Cómo controlar la temperatura adecuadamente: El secreto para doblar el vidrio de manera eficaz
La mayoría de las personas piensan que doblar el vidrio se trata simplemente de aumentar la temperatura. Pero en realidad, lo importante es cómo el vidrio absorbe ese calor.
Cuando se añaden sustancias químicas al vidrio para cambiar su comportamiento, también se modifica la forma en que absorbe energía. Si las lámparas emiten longitudes de onda que el vidrio ignora, en realidad estás perdiendo energía y tiempo al calentar el aire dentro del taller.
Encontrar el punto óptimo
No creemos en soluciones universales. En lugar de eso, ajustamos el espectro infrarrojo para que coincida con las características específicas del vidrio que estamos utilizando. Al modificar los materiales emisores y la forma del reflector, logramos dirigir la energía directamente hacia donde el vidrio es más receptivo.
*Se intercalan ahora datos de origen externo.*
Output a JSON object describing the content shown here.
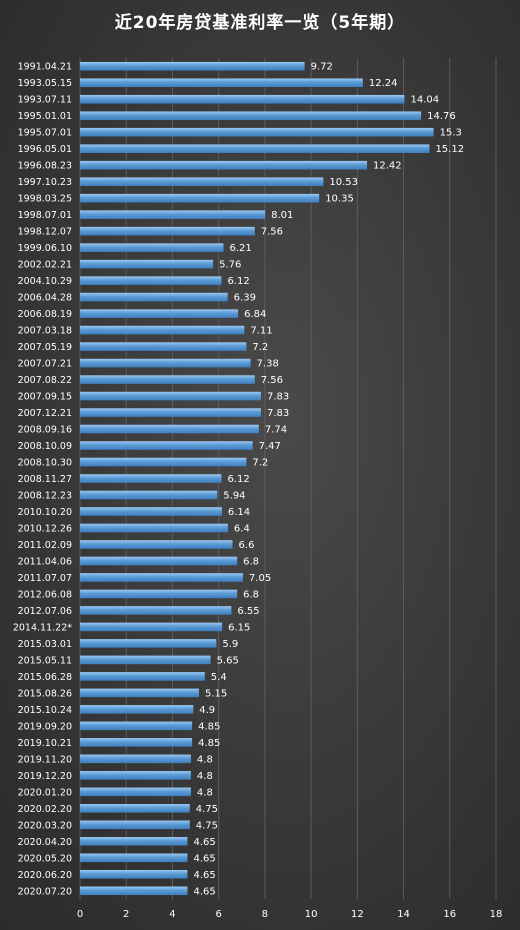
{
  "chart_data": {
    "type": "bar",
    "orientation": "horizontal",
    "title": "近20年房贷基准利率一览（5年期）",
    "categories": [
      "1991.04.21",
      "1993.05.15",
      "1993.07.11",
      "1995.01.01",
      "1995.07.01",
      "1996.05.01",
      "1996.08.23",
      "1997.10.23",
      "1998.03.25",
      "1998.07.01",
      "1998.12.07",
      "1999.06.10",
      "2002.02.21",
      "2004.10.29",
      "2006.04.28",
      "2006.08.19",
      "2007.03.18",
      "2007.05.19",
      "2007.07.21",
      "2007.08.22",
      "2007.09.15",
      "2007.12.21",
      "2008.09.16",
      "2008.10.09",
      "2008.10.30",
      "2008.11.27",
      "2008.12.23",
      "2010.10.20",
      "2010.12.26",
      "2011.02.09",
      "2011.04.06",
      "2011.07.07",
      "2012.06.08",
      "2012.07.06",
      "2014.11.22*",
      "2015.03.01",
      "2015.05.11",
      "2015.06.28",
      "2015.08.26",
      "2015.10.24",
      "2019.09.20",
      "2019.10.21",
      "2019.11.20",
      "2019.12.20",
      "2020.01.20",
      "2020.02.20",
      "2020.03.20",
      "2020.04.20",
      "2020.05.20",
      "2020.06.20",
      "2020.07.20"
    ],
    "values": [
      9.72,
      12.24,
      14.04,
      14.76,
      15.3,
      15.12,
      12.42,
      10.53,
      10.35,
      8.01,
      7.56,
      6.21,
      5.76,
      6.12,
      6.39,
      6.84,
      7.11,
      7.2,
      7.38,
      7.56,
      7.83,
      7.83,
      7.74,
      7.47,
      7.2,
      6.12,
      5.94,
      6.14,
      6.4,
      6.6,
      6.8,
      7.05,
      6.8,
      6.55,
      6.15,
      5.9,
      5.65,
      5.4,
      5.15,
      4.9,
      4.85,
      4.85,
      4.8,
      4.8,
      4.8,
      4.75,
      4.75,
      4.65,
      4.65,
      4.65,
      4.65
    ],
    "value_labels": [
      "9.72",
      "12.24",
      "14.04",
      "14.76",
      "15.3",
      "15.12",
      "12.42",
      "10.53",
      "10.35",
      "8.01",
      "7.56",
      "6.21",
      "5.76",
      "6.12",
      "6.39",
      "6.84",
      "7.11",
      "7.2",
      "7.38",
      "7.56",
      "7.83",
      "7.83",
      "7.74",
      "7.47",
      "7.2",
      "6.12",
      "5.94",
      "6.14",
      "6.4",
      "6.6",
      "6.8",
      "7.05",
      "6.8",
      "6.55",
      "6.15",
      "5.9",
      "5.65",
      "5.4",
      "5.15",
      "4.9",
      "4.85",
      "4.85",
      "4.8",
      "4.8",
      "4.8",
      "4.75",
      "4.75",
      "4.65",
      "4.65",
      "4.65",
      "4.65"
    ],
    "xlim": [
      0,
      18
    ],
    "xticks": [
      "0",
      "2",
      "4",
      "6",
      "8",
      "10",
      "12",
      "14",
      "16",
      "18"
    ],
    "grid": true,
    "legend": "none",
    "colors": {
      "bar": "#5b9bd5",
      "bar_light": "#8fc0ee",
      "background": "#3b3b3b",
      "grid": "#5c5c5c",
      "text": "#ffffff"
    }
  }
}
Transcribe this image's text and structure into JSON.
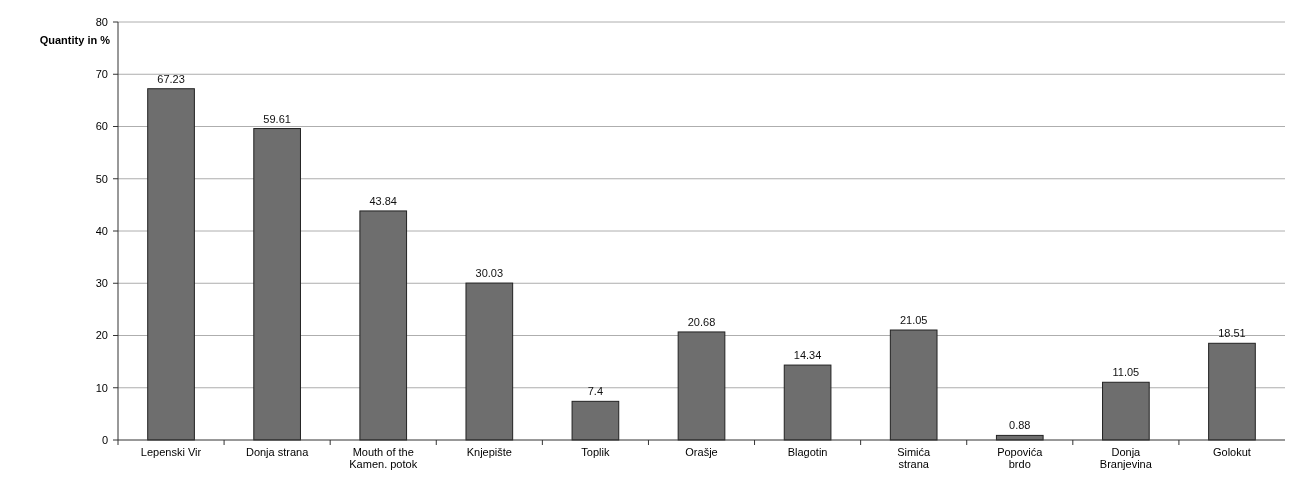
{
  "chart_data": {
    "type": "bar",
    "ylabel": "Quantity in %",
    "categories": [
      "Lepenski Vir",
      "Donja strana",
      "Mouth of the Kamen. potok",
      "Knjepište",
      "Toplik",
      "Orašje",
      "Blagotin",
      "Simića strana",
      "Popovića brdo",
      "Donja Branjevina",
      "Golokut"
    ],
    "values": [
      67.23,
      59.61,
      43.84,
      30.03,
      7.4,
      20.68,
      14.34,
      21.05,
      0.88,
      11.05,
      18.51
    ],
    "color": "#6e6e6e",
    "ylim": [
      0,
      80
    ],
    "yticks": [
      0,
      10,
      20,
      30,
      40,
      50,
      60,
      70,
      80
    ],
    "grid": "y",
    "data_labels": true
  }
}
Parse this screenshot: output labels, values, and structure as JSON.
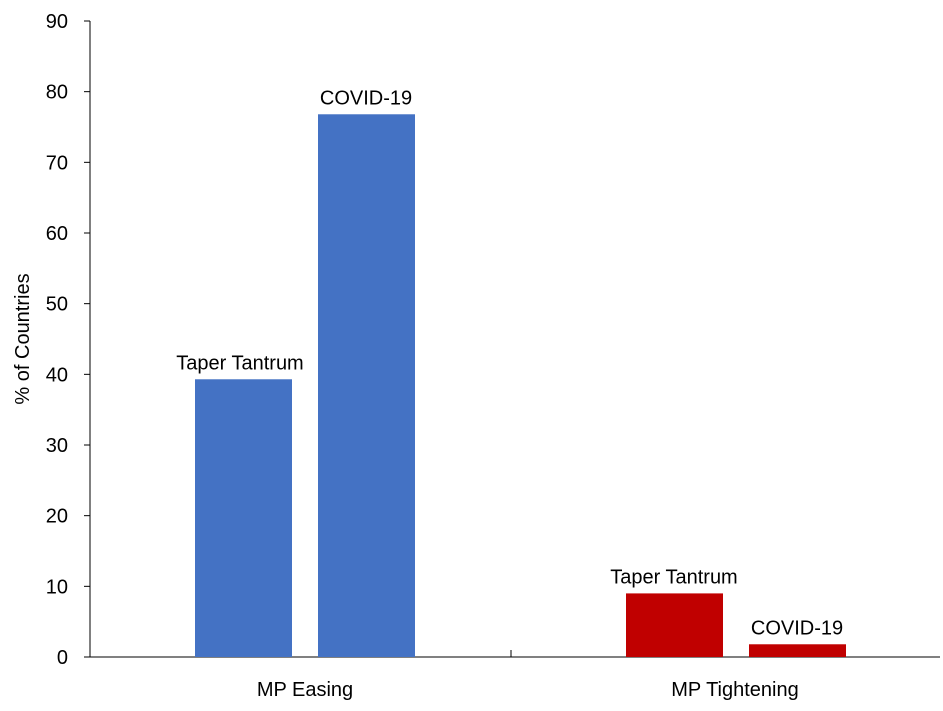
{
  "chart_data": {
    "type": "bar",
    "categories": [
      "MP Easing",
      "MP Tightening"
    ],
    "bars": [
      {
        "category": "MP Easing",
        "label": "Taper Tantrum",
        "value": 39.3,
        "color": "#4472C4"
      },
      {
        "category": "MP Easing",
        "label": "COVID-19",
        "value": 76.8,
        "color": "#4472C4"
      },
      {
        "category": "MP Tightening",
        "label": "Taper Tantrum",
        "value": 9.0,
        "color": "#C00000"
      },
      {
        "category": "MP Tightening",
        "label": "COVID-19",
        "value": 1.8,
        "color": "#C00000"
      }
    ],
    "ylabel": "% of Countries",
    "ylim": [
      0,
      90
    ],
    "yticks": [
      0,
      10,
      20,
      30,
      40,
      50,
      60,
      70,
      80,
      90
    ],
    "grid": false,
    "legend": "none"
  }
}
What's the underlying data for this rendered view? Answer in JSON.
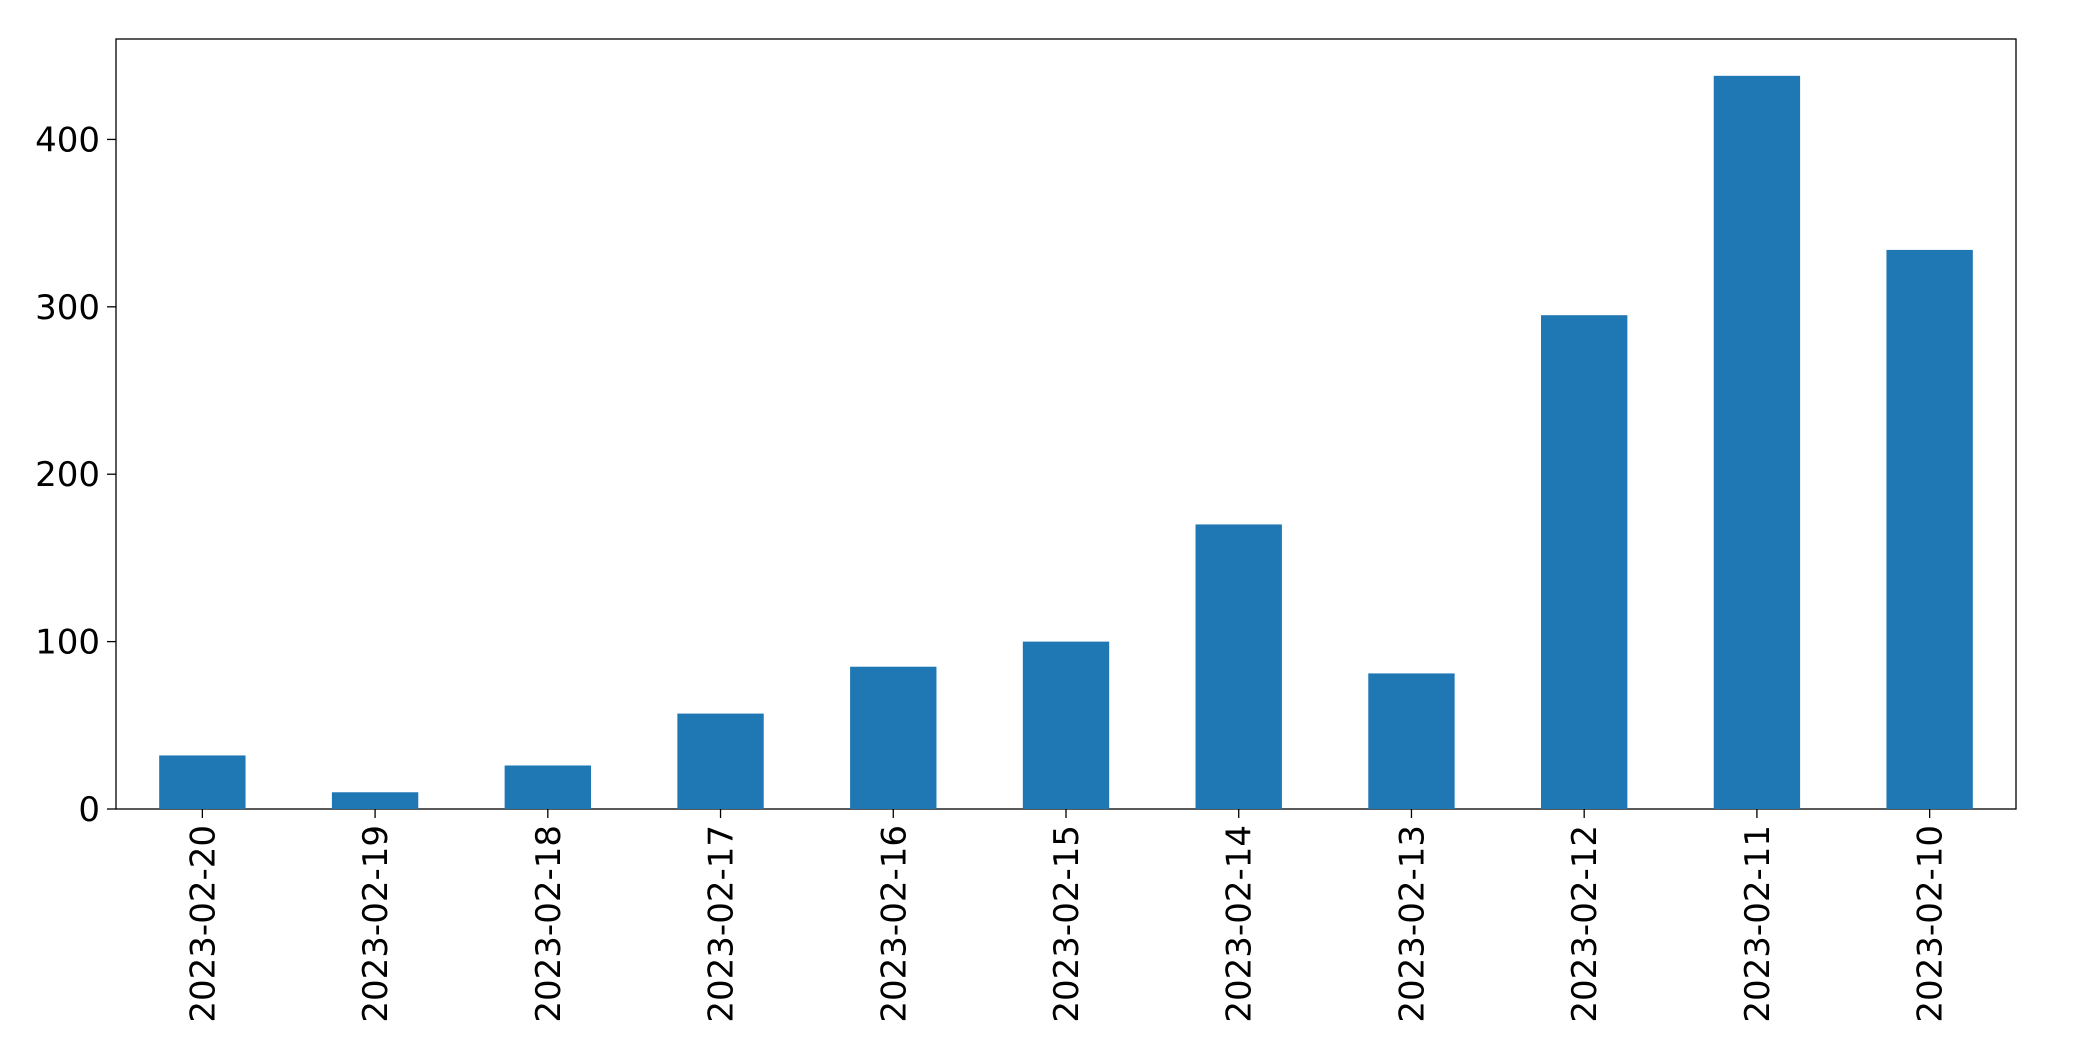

Es como sintonizar una radio en la frecuencia correcta. Una vez que la curva de emisión y los aditivos del vidrio están sincronizados, el calor se distribuye mucho más rápidamente. De esta manera, se obtiene un punto de ablandamiento uniforme, sin necesidad de suposiciones.
El papel del reflector
Pensemos en el reflector como el director de una obra: dirige la luz hacia donde realmente se necesita. Usamos aleaciones de alta reflectividad porque no queremos que la carcasa absorba energía. Al concentrar la energía en un punto específico, aumentamos la densidad térmica en la superficie del vidrio. Esto es muy importante, ya que permite que el vidrio pase menos tiempo en esa “zona de transición” donde comienza a deformarse de manera inesperada.
El compromiso
Aquí está el problema: cuando se ajusta todo para un tipo específico de vidrio, la instalación se vuelve eficaz para ese tipo de vidrio. Pero se pierde algo de versatilidad. Si se cambia al vidrio con composición química diferente, se notará una diferencia en el rendimiento. La calefacción disminuirá, o habrá diferencias de temperatura inesperadas. Por eso es tan importante seleccionar las lámparas según el tipo de vidrio que se utilice con mayor frecuencia.
Construimos estos dispositivos para que puedan resistir ciclos térmicos constantes. Un consejo: asegúrese de que sus ventiladores de enfriamiento sean lo suficientemente potentes para manejar la potencia de las lámparas. No queremos que los reflectores se deformen con el tiempo debido al exceso de calor.